We’re evaluating a shift from Camunda to open source BPM, and honestly, the financial case feels slippery. Everyone talks about cost savings, but when I dig into the actual numbers, I keep running into the same problem: how do you account for the time and resources it takes to model and test workflows before you even know if the migration makes sense?
I’ve been looking at AI copilot workflow generation as a potential answer. The idea is that if I can describe a workflow in plain English and get something production-ready quickly, I could test multiple migration scenarios faster and actually validate the ROI before we commit to anything. But I’m not sure if that’s realistic or if I’m just chasing marketing hype.
Also, there’s the question of model costs. Right now we’re juggling separate subscriptions for different AI services, and that fragmentation is eating into any savings we’d get from switching platforms. I’ve read that consolidating to a single subscription for multiple models could help stabilize costs, but I don’t know how much that actually impacts the migration math.
Has anyone actually done this calculation? What does a realistic TCO projection look like when you factor in rapid prototyping and scenario testing?
We went through this last year with a similar setup. The real cost hit isn’t the platform itself—it’s the time spent figuring out what workflows to migrate first and whether they’ll even work in the new environment.
What helped us was building out a few critical workflows using the drag and drop builder to test assumptions before we touched anything in production. We probably spent two weeks there, which sounds like a lot, but it saved us from making bad decisions later.
On the subscription side, yeah, consolidating matters. We were paying for five different services and it was a mess to track. Moving to a single plan gave us breathing room in the budget and made forecasting way simpler. The math wasn’t complicated, but it forced us to actually do the accounting instead of just assuming it was cheaper.
From what I’ve seen, the key to accurate TCO is building a baseline of your current costs first. Calculate what you’re spending on Camunda licensing, human hours for workflow management, and any third-party integrations. Then model the open source migration with realistic timelines—don’t underestimate testing and validation phases.
The AI copilot piece can accelerate this, but only if you use it strategically. Generate workflows from descriptions, test them in a safe environment, measure the rework cycles, and factor that into your projections. If rework is minimal, you’ve found a real efficiency. If it’s significant, the tool isn’t saving what you hoped.
Consolidating AI model subscriptions absolutely simplifies forecasting because you eliminate variable token costs and licensing fragmentation. That predictability alone is worth something in TCO calculations.

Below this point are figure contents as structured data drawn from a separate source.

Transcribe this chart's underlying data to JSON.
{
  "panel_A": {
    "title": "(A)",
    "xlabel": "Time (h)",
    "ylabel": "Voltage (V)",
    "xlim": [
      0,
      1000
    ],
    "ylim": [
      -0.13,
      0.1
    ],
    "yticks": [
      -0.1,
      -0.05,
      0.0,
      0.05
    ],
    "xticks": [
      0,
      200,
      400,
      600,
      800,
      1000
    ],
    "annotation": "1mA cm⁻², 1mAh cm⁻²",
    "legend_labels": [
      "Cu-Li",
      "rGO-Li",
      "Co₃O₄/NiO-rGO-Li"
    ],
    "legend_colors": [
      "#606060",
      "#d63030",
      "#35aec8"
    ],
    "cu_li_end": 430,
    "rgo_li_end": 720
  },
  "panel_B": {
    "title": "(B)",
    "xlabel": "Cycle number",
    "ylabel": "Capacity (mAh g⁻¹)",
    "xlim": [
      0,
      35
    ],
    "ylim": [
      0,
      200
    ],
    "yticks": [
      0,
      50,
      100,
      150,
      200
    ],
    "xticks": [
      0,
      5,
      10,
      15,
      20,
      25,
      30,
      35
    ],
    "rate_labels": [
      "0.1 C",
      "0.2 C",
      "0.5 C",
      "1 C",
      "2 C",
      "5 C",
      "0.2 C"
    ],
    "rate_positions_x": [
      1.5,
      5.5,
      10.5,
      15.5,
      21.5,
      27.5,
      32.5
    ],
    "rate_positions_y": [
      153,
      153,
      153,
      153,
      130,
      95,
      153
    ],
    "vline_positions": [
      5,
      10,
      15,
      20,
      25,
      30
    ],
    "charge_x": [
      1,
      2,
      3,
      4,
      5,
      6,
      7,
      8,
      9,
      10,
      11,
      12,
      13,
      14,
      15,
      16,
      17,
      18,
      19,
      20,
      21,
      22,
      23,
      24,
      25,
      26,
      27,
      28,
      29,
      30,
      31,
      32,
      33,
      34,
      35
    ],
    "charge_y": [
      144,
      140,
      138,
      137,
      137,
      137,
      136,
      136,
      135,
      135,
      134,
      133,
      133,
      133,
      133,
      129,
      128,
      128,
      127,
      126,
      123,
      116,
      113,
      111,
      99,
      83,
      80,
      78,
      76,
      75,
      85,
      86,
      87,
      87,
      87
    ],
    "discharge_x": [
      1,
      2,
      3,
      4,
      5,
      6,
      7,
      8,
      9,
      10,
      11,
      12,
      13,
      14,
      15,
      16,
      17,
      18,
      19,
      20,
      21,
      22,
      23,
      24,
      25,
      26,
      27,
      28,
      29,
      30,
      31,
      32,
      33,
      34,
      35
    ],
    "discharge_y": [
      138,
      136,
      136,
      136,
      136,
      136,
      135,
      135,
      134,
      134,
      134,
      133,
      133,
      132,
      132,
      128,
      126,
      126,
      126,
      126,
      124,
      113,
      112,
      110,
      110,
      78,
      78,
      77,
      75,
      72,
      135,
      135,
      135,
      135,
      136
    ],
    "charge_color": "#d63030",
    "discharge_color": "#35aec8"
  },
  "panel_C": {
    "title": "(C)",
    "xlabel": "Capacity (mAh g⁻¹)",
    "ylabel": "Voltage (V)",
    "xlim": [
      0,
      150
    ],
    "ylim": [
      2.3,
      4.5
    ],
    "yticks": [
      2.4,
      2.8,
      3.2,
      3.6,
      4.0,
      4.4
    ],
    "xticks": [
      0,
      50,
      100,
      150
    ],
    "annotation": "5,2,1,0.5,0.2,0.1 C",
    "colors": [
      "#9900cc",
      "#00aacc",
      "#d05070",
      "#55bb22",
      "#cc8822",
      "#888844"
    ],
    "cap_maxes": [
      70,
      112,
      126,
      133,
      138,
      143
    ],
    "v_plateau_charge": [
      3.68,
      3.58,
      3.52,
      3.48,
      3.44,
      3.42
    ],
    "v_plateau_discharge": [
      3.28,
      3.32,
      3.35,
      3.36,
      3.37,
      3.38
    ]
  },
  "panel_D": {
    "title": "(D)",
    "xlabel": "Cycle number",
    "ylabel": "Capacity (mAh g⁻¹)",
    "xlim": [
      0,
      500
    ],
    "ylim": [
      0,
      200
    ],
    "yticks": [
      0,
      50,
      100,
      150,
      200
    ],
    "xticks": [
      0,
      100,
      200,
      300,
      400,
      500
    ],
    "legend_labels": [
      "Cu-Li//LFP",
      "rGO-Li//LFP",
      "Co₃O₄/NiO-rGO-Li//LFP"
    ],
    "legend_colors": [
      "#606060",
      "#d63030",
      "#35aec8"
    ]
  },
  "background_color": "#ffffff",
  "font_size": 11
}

The honest answer is that TCO in migration scenarios is never straightforward because the variable is human effort, and that’s hard to predict. That said, you can reduce uncertainty by treating the migration evaluation itself as an experiment. Use templates and rapid prototyping to test your assumptions about effort and feasibility, then extend those findings to your full forecast.
For AI model costs, consolidation is more powerful than people realize. Instead of budgeting for GPT tokens, Claude tokens, and Gemini tokens separately, you’re paying one subscription and the platform handles which model is best for each task. Your CFO will appreciate the simplicity even if the actual savings are modest.
start w baseline costs. model migration in phases. test workflows early. consolidating AI subscriptions cuts budget chaos significantly. rework cycles determine if copilot actually saves time.
We tackled this exact problem, and the breakthrough came when we stopped trying to forecast everything upfront and instead used rapid prototyping to validate assumptions. Using Latenode, we could describe workflows in plain language and get something testable in hours instead of weeks.
What changed the math was consolidating our AI model costs into one subscription. We were hemorrhaging money on scattered tokens and licenses. Instead of managing five different vendor relationships and budgets, we had one predictable cost.
The workflows we generated from plain English descriptions needed some tweaking, but nowhere near as much rework as we expected. That meant the time savings were real, which made the ROI calculation actually believable to finance.
If you want to validate this approach, start with a non-critical workflow and measure the actual effort. That gives you real data instead of assumptions for your TCO model.